I need not remind you how the same metaphor recurs frequently in the teachings of our Lord and of the Apostles. Sometimes the Old Testament collective point of view is maintained, as in our Lord's saying in the Sermon on the Mount, Ye are the light of the world,' but more frequently, the characteristic individualising of the figure prevails, and we read of Christians shining as lights in the world,' and each holding forth, as a lamp does its light, the word of life.' Nor must we forget the climax of the uses of this emblem, in the vision of the Apocalypse, where John once more saw the Lord, on whose bosom his head had so often peacefully lain, walking in the midst of the seven golden candlesticks.' There, again, the collective rather than the individual bearing of the figure is prominent, but with significant differences from the older use of it.
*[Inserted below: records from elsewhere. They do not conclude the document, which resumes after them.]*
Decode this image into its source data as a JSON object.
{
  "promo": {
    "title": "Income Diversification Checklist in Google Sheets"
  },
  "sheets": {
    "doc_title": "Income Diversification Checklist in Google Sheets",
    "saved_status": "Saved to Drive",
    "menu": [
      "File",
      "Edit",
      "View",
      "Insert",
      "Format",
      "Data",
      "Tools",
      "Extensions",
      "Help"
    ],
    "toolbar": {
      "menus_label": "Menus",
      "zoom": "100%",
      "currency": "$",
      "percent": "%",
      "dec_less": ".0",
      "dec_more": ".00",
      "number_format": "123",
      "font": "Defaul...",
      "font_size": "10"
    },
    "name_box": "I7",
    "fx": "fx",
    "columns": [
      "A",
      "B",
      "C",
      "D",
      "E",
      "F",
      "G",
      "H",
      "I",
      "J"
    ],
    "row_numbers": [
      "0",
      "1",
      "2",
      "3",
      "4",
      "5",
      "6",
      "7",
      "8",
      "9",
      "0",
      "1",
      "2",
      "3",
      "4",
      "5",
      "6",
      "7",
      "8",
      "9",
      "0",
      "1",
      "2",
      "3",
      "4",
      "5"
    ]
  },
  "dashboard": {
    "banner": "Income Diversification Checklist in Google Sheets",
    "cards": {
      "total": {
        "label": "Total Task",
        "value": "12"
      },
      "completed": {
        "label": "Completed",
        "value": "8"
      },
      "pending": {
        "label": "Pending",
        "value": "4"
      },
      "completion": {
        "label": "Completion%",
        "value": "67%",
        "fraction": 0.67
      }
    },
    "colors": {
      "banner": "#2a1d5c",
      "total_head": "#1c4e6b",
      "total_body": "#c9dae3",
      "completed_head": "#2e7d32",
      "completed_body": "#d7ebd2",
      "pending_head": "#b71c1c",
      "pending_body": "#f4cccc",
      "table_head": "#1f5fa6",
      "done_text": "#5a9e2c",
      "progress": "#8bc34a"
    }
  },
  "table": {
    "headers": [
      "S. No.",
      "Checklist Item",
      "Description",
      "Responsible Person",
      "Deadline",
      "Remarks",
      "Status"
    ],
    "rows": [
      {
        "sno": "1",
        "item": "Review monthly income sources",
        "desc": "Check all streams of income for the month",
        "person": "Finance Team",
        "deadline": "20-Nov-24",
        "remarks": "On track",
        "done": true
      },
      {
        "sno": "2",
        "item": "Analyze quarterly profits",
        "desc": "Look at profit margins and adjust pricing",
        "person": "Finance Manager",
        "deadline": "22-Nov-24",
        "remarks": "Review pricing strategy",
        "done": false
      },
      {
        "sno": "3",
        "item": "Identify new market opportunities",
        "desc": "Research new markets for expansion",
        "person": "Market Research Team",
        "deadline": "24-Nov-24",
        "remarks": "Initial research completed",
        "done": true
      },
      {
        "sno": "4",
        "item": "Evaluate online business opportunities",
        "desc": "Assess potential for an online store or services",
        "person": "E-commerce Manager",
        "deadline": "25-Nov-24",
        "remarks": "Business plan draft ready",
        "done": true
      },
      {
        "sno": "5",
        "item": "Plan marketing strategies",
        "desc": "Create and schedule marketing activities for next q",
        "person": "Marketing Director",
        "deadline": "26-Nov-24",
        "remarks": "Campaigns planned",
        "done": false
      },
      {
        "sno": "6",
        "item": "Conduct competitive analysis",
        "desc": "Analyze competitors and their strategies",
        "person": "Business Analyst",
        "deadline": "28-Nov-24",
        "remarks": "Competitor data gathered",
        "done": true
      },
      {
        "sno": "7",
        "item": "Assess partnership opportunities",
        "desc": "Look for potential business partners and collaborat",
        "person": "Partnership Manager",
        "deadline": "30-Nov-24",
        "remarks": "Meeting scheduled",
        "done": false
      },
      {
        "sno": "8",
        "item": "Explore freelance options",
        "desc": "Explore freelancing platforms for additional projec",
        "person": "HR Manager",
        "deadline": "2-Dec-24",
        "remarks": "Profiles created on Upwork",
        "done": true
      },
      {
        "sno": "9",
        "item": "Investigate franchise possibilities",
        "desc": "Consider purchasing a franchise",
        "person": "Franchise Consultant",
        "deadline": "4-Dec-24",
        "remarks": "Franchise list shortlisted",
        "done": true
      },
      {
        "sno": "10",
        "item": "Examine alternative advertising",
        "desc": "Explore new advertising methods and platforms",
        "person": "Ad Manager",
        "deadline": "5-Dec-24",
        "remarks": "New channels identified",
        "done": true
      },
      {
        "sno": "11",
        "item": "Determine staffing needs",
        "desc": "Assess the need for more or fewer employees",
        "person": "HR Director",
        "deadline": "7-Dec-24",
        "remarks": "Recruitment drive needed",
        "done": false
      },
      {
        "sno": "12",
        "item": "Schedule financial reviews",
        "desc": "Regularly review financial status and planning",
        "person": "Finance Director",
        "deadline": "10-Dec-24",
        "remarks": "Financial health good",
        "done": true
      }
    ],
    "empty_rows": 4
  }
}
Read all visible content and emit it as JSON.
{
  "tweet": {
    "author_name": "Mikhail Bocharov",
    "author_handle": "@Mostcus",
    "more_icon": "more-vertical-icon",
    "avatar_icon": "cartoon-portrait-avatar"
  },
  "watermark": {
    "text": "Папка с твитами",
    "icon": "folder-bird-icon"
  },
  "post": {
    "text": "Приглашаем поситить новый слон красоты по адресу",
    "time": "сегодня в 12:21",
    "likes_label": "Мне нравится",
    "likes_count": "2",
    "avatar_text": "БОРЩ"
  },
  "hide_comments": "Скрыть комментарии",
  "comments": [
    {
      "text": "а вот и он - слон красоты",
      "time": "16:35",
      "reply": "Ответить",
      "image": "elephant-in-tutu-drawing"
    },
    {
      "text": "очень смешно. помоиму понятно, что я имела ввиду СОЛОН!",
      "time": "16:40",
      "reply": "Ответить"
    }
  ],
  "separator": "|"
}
In Judaism there was a formal, outward unity, represented by the one lamp with its manifold lights, all welded together on the golden stem; but the churches of Asia Minor were distinct organisations, and their oneness came, not from outward union of a mechanical kind, but from the presence in their midst of the Son of God.

The sum of all this course of thought is that the lamp is the Christian life of the individual sustained by the communication of the influences of God's Holy Spirit.